Klasifikasi tension-type headache

2.1.2.1. Infrequent episodic tension-type headache

Paling tidak terdapat 10 episode serangan dalam <1 hari/bulan (atau <12 hari/
tahun), nyeri kepala berakhir dalam 30 menit 7 hari bilateral, menekan mengikat,
tidak berdenyut, mild atau moderate, tidak ada mual/ muntah, mungkin ada fonofobia/
fotofobia, sama sekali tidak ada hubungannya dengan penyakit nyeri kepala lain.

2.1.2.2.Frequent episodic tension-type headache


Paling tidak terdapat 10 episode serangan dalam 1- 15 hari/bulan dalam waktu
paling tidak selama 3 bulan (atau 12 -180hari pertahunnya), nyeri kepala berakhir
dalam 30 menit- 7 hari, bilateral, menekan, mengikat, tidak berdenyut, mild or
moderate, tidak ada mual/ muntah, mungkin ada fonopobia/ fotopobia, sama sekali
tidak ada hubungannya dengan penyakit nyeri kepala lain.

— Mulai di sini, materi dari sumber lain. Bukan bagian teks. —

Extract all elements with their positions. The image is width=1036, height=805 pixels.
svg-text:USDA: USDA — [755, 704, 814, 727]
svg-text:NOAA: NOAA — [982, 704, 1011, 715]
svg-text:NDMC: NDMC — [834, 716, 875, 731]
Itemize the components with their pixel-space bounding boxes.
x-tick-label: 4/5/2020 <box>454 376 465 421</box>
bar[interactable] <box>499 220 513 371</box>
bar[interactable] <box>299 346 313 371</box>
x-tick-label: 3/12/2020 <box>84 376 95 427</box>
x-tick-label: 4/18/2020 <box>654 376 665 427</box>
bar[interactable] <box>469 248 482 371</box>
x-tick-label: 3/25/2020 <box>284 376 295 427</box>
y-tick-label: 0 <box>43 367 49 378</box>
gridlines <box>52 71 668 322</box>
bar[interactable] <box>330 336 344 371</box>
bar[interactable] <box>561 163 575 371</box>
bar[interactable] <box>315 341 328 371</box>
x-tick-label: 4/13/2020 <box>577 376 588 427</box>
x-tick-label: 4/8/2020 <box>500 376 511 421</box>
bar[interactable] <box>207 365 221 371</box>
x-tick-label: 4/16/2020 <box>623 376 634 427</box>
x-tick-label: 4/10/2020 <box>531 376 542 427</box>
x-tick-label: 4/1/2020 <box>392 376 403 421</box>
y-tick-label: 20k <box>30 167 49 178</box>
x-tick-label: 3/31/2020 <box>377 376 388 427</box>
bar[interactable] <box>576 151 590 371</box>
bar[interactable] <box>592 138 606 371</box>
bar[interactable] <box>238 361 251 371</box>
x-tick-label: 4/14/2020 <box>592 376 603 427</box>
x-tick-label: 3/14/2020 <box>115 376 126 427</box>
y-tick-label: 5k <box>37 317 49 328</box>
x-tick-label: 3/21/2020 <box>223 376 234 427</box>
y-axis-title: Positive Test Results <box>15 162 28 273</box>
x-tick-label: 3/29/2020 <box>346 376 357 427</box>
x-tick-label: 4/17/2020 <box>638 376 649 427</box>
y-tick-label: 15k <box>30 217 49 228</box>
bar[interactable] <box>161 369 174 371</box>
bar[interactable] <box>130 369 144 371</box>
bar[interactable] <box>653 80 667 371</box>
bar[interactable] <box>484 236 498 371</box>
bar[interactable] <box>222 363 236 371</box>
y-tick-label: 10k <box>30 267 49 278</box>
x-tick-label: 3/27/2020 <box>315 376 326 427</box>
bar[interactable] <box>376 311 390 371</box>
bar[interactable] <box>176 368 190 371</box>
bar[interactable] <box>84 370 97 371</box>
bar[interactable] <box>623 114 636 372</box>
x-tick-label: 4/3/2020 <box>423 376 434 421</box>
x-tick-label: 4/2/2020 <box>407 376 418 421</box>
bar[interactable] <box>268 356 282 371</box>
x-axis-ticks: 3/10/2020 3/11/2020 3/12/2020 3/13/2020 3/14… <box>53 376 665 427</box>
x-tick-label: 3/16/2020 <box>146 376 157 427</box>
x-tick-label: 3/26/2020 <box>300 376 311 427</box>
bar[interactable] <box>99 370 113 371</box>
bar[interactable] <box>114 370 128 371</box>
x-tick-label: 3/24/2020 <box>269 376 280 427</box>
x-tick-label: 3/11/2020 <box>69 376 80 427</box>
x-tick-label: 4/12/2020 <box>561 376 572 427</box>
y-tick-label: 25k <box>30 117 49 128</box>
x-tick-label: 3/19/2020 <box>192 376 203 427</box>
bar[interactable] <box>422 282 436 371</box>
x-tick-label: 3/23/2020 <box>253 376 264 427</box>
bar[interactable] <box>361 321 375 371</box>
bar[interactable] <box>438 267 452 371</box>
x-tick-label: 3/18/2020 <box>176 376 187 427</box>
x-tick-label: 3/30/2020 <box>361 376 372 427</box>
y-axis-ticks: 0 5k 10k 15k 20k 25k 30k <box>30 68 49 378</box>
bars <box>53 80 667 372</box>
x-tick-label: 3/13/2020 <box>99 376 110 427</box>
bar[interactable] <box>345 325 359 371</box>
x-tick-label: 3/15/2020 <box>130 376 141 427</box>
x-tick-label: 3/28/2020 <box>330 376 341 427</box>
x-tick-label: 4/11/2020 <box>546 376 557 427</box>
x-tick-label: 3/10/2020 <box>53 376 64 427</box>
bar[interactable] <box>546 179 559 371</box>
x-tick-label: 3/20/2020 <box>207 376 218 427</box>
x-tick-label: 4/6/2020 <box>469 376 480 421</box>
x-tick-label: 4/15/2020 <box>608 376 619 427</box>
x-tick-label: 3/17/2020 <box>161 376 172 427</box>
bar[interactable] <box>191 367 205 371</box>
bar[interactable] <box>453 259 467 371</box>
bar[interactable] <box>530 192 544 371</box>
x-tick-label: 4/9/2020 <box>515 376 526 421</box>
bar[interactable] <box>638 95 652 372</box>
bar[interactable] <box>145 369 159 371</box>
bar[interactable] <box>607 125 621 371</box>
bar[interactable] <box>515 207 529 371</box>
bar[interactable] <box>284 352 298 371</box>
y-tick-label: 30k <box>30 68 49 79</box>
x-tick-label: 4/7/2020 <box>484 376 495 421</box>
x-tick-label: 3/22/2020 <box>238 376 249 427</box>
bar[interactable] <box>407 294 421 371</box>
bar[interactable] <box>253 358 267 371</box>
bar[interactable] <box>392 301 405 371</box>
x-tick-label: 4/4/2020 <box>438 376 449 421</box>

2.1.2.3.Chronic tension-type headache

Nyeri kepala yang berasal dari ETTH yang timbul >15 hari/bulannya dalam
waktu > 3 bulan (atau >180 hari/tahun).

2.1.2.4.Probable tension-type headache

Dijumpai memenuhi kriteria TTH akan tetapi kurang satu kriteria untuk TTH
bercampur dengan salah satu kriteria probable migrane. Nyeri kepala berlangsung
>15 hari/bulan selama > 3 bulan (atau > 180 hari/tahun), nyeri kepala berlangsung
selama sekian jam atau terus menerus kontinyu, bilateral, rasa menekan/mengikat,
intensitas mild or moderate, tidak ada severe nausea atau vomiting, mungkin ada
fotopobia/ fonopobia, tidak ada hubungannya dengan penyakit kepala lainnya, paling
tidak masa 2 bulan terakhir.

2.1.3. Etiologi
Tension (keteganggan) dan stress.
Tiredness (Kelelahan).
Ansietas (kecemasan).
Lama membaca, mengetik atau konsentrasi (eye strain)
Posture yang buruk.
Jejas pada leher dan spine.
Tekanan darah yang tinggi.
Physical dan stress emotional (Emergency department factsheet, 2008).

2.1.4. Patogenesis

TTH sering diasosiasikan dengan kelainan psychological stress psikopatologi,


terutama ansietas dan depresi. Depresi yaitu suatu keadaan yang dicirikan oleh
suasana hati tidak menyenangkan yang meresap disertai kehilangan seluruh minat dan
ketidak mampuan merasakan kesenangan. Pada penderita depresi, stress, dan
gangguan kecemasan (ansietas) di jumpain adanya deficit kadar serotonin, dan nor-
adrenalin di otaknya. Serotonin dan nor-adrenalin adalah neurotransmitter yang
berperan dalam proses nyeri maupun depresi, yang mengurus mood. Adanya deficit
kadar serotonin, sehingga terjadi vasokontriksi pada pembuluh darah dan
membawanya ke ambang nyeri kepala (pain threshold). Serotonin didegradasi oleh
kerja enzymatic monoamine oxidase dan dikeluarkan melalui urin berbentuk 5-
hydroxyindoleacetic acid (Mumenthaler dan Mattle, 2004).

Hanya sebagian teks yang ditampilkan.